Recipe from Flour by Joanne Chang

  • 1 unbaked pie crust (I used store bought, shhh!)*
  • 1 16 ounce can pumpkin puree
  • 2/3 light brown sugar, packed
  • 1 tsp ground ginger
  • 1 tsp ground cinnamon
  • ½ tsp fresh nutmeg
  • pinch of ground cloves
  • ½ tsp salt
  • ½ cup + 2tbs sweetened condensed milk
  • 2/3 cup evaporated milk
  • ½ tsp vanilla
  • 3 eggs
  • 1 egg yolk
  • ¾ cup heavy whipping cream
  1. In a saucepan, combine the pumpkin puree and brown sugar.
  2. Cook at medium heat for 40 minutes, stirring occasionally.
  3. Take the mixture off the stove and add the spices, condensed milk, evaporated milk, and vanilla.  Whisk until smooth.
  4. In a separate bowl, whisk together the heavy whipping cream, eggs, and egg yolk.
  5. Add the pumpkin mixture to the egg mixture, and whisk until smooth.
  6. Pour the filling into the pie crust, and bake at 350 degrees for 40-50 minutes.  The pie is done when the center of the pie still jiggles slightly.  Insert a knife halfway between the center of the pie and the edge, and if it come out clean, the pie is finished.  Be careful because pumpkin pies become spongy if overcooked, so it’s better to err on the side of a little too puddingy.
  7. Chill the pie until completely cold, and then serve with whipped cream.  ENJOY!

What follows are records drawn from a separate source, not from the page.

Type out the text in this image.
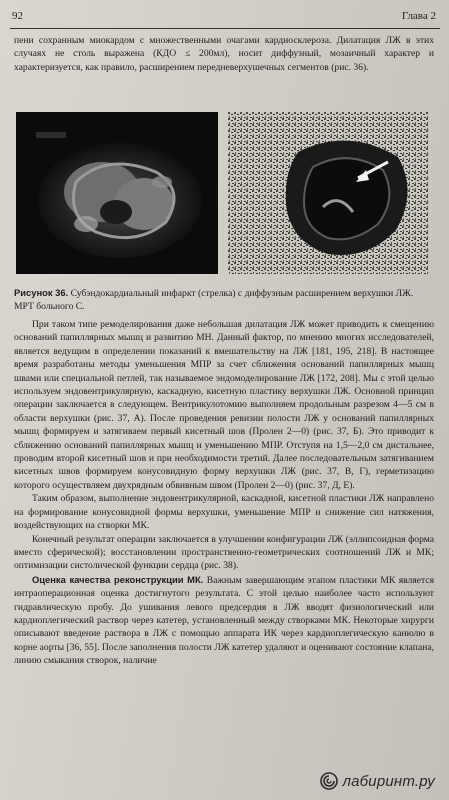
92	Глава 2

пени сохранным миокардом с множественными очагами кардиосклероза. Дилатация ЛЖ в этих случаях не столь выражена (КДО ≤ 200мл), носит диффузный, мозаичный характер и характеризуется, как правило, расширением передневерхушечных сегментов (рис. 36).

Рисунок 36. Субэндокардиальный инфаркт (стрелка) с диффузным расширением верхушки ЛЖ. МРТ больного С.

При таком типе ремоделирования даже небольшая дилатация ЛЖ может приводить к смещению оснований папиллярных мышц и развитию МН. Данный фактор, по мнению многих исследователей, является ведущим в определении показаний к вмешательству на ЛЖ [181, 195, 218]. В настоящее время разработаны методы уменьшения МПР за счет сближения оснований папиллярных мышц швами или специальной петлей, так называемое эндомоделирование ЛЖ [172, 208]. Мы с этой целью используем эндовентрикулярную, каскадную, кисетную пластику верхушки ЛЖ. Основной принцип операции заключается в следующем. Вентрикулотомию выполняем продольным разрезом 4—5 см в области верхушки (рис. 37, А). После проведения ревизии полости ЛЖ у оснований папиллярных мышц формируем и затягиваем первый кисетный шов (Пролен 2—0) (рис. 37, Б). Это приводит к сближению оснований папиллярных мышц и уменьшению МПР. Отступя на 1,5—2,0 см дистальнее, проводим второй кисетный шов и при необходимости третий. Далее последовательным затягиванием кисетных швов формируем конусовидную форму верхушки ЛЖ (рис. 37, В, Г), герметизацию которого осуществляем двухрядным обвивным швом (Пролен 2—0) (рис. 37, Д, Е).

Таким образом, выполнение эндовентрикулярной, каскадной, кисетной пластики ЛЖ направлено на формирование конусовидной формы верхушки, уменьшение МПР и снижение сил натяжения, воздействующих на створки МК.

Конечный результат операции заключается в улучшении конфигурации ЛЖ (эллипсоидная форма вместо сферической); восстановлении пространственно-геометрических соотношений ЛЖ и МК; оптимизации систолической функции сердца (рис. 38).

Оценка качества реконструкции МК. Важным завершающим этапом пластики МК является интраоперационная оценка достигнутого результата. С этой целью наиболее часто используют гидравлическую пробу. До ушивания левого предсердия в ЛЖ вводят физиологический или кардиоплегический раствор через катетер, установленный между створками МК. Некоторые хирурги описывают введение раствора в ЛЖ с помощью аппарата ИК через кардиоплегическую канюлю в корне аорты [36, 55]. После заполнения полости ЛЖ катетер удаляют и оценивают состояние клапана, линию смыкания створок, наличие

лабиринт.ру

P.S. My brother Phil got me a macro filter set for my birthday (which was about a week ago!) which enables me to take super close up photos (like the one above).  Definitely some more of those in the future  😀

P.P.S. My brother Jon got me an eco light for my birthday, which will allow me to take photos at night! The pumpkin pie is an example of me using my new light, and I think the lighting almost looks natural.  Pretty cool amirite?